Back

reviewed Iron Widow by Xiran Jay Zhao (Iron Widow #1)

Xiran Jay Zhao: Iron Widow (Hardcover, 2021, Penguin Teen) 4 stars

Science fiction and East Asian myth combine in this dazzling retelling of the rise of …

Everything All At Once

3 stars

I like Xiran Jay Zhao. They're a great content creator and their Twitter is something to behold. So it was only a matter of time until I got to Iron Widow. That time was this week when I had a 5 hour bus journey in front of me and needed something to entertain me.

It was certainly a quick read for my standards. But then, I always seem to eat through YA literature as opposed to everything else I read, even if I go out of it with a sense of dissatisfaction. Which is not really something I felt here, even though the book has left me wanting in the worst possible way. The characters are... fine. Wu Zetian is the main character and thus the most fleshed out. The two love interests (it's an actual love triangle!) are somewhat shallow and everyone else is either window dressing or someone that violence is enacted upon in some way. Seriously, if you like violence and revenge fantasies, this will be right up your alley. Zetian leaves a trail of destruction in her wake that is bar anything I've read in recent times.
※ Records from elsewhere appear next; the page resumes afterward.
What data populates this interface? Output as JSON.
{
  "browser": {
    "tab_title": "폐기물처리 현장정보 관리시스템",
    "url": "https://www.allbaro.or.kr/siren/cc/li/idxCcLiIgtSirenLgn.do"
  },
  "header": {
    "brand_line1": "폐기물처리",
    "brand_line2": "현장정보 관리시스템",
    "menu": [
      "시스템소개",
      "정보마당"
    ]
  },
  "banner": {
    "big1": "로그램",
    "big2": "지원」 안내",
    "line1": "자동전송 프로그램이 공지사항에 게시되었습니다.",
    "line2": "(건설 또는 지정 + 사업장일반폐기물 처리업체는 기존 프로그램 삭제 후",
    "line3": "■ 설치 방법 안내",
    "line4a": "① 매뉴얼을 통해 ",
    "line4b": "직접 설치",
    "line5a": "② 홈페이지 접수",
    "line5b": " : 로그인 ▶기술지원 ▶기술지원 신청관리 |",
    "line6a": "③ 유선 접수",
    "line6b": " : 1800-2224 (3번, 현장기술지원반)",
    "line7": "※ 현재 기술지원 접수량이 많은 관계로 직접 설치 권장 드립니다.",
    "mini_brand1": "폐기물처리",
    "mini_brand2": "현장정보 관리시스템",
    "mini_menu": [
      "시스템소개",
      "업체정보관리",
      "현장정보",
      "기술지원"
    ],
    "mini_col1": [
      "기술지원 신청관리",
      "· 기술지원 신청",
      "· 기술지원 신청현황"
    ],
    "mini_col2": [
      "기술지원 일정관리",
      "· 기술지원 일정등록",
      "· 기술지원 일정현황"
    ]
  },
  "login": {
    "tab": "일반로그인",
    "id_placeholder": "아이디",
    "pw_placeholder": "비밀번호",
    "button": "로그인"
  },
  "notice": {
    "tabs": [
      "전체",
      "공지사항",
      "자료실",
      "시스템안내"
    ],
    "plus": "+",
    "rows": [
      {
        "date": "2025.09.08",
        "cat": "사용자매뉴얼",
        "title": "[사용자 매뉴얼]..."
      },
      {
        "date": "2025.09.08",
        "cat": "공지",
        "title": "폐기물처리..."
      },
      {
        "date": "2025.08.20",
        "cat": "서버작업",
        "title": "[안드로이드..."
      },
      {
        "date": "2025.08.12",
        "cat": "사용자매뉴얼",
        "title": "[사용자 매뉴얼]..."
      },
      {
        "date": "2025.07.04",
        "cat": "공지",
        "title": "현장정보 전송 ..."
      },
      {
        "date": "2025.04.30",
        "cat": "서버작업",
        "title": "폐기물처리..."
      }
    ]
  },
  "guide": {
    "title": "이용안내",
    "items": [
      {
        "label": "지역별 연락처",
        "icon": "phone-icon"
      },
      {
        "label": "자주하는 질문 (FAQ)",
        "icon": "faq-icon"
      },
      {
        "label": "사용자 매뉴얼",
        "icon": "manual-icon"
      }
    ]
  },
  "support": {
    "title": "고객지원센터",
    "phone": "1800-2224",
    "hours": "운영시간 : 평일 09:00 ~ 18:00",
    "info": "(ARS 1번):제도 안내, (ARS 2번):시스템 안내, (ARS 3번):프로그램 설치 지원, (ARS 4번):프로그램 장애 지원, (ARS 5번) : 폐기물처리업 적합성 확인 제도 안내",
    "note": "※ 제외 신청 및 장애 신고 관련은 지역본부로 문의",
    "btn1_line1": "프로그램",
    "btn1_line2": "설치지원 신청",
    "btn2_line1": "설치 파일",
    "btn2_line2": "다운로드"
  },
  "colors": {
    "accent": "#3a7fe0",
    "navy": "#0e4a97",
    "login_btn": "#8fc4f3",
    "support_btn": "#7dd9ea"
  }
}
That comes at the cost of narrative depth though. There's so many elements to this scifi-fantasy version of medieval-modern China that are essential to the story - most importantly the concept of qi, which the pilots of the giant animechs people use to fight - that obviously have a lot of thought behind them but are explained so badly that, even after reading the book, I still have no idea what any of them are supposed to do. There's so many instances of "so I combined my Metal qi with his Wood qi" or whatever and I just kind of glossed over it as technobabble. Which is really disappointing because, again, there seems to be an actual system to this whole thing?

But none of that is explained in a satisfactory way because we need to get to the next fight, battle, torture, or romance scene as quick as possible lest the book lose the interest of its readers. It seems to have worked, as evidenced by the speed I read the book with. But it really didn't give me any opportunity to just let the whole thing sink in. There is no space to breathe between the pages which would've been necessary considering the onslaught of stuff that is happening. It also doesn't provide enough space to explore any of the character's motivations. Zetian is driven by revenge against a patriarchal society, that much is established. But she goes from "I hate my family" to "The. World. Must. Burn." so quick, it gave me whiplash.

I'd still say it's a decent read. And I'll probably read the second installment, as this seems to aim to be a series. But it neither left me hungry for more, really. Nor did it satisfy in a narrative sense.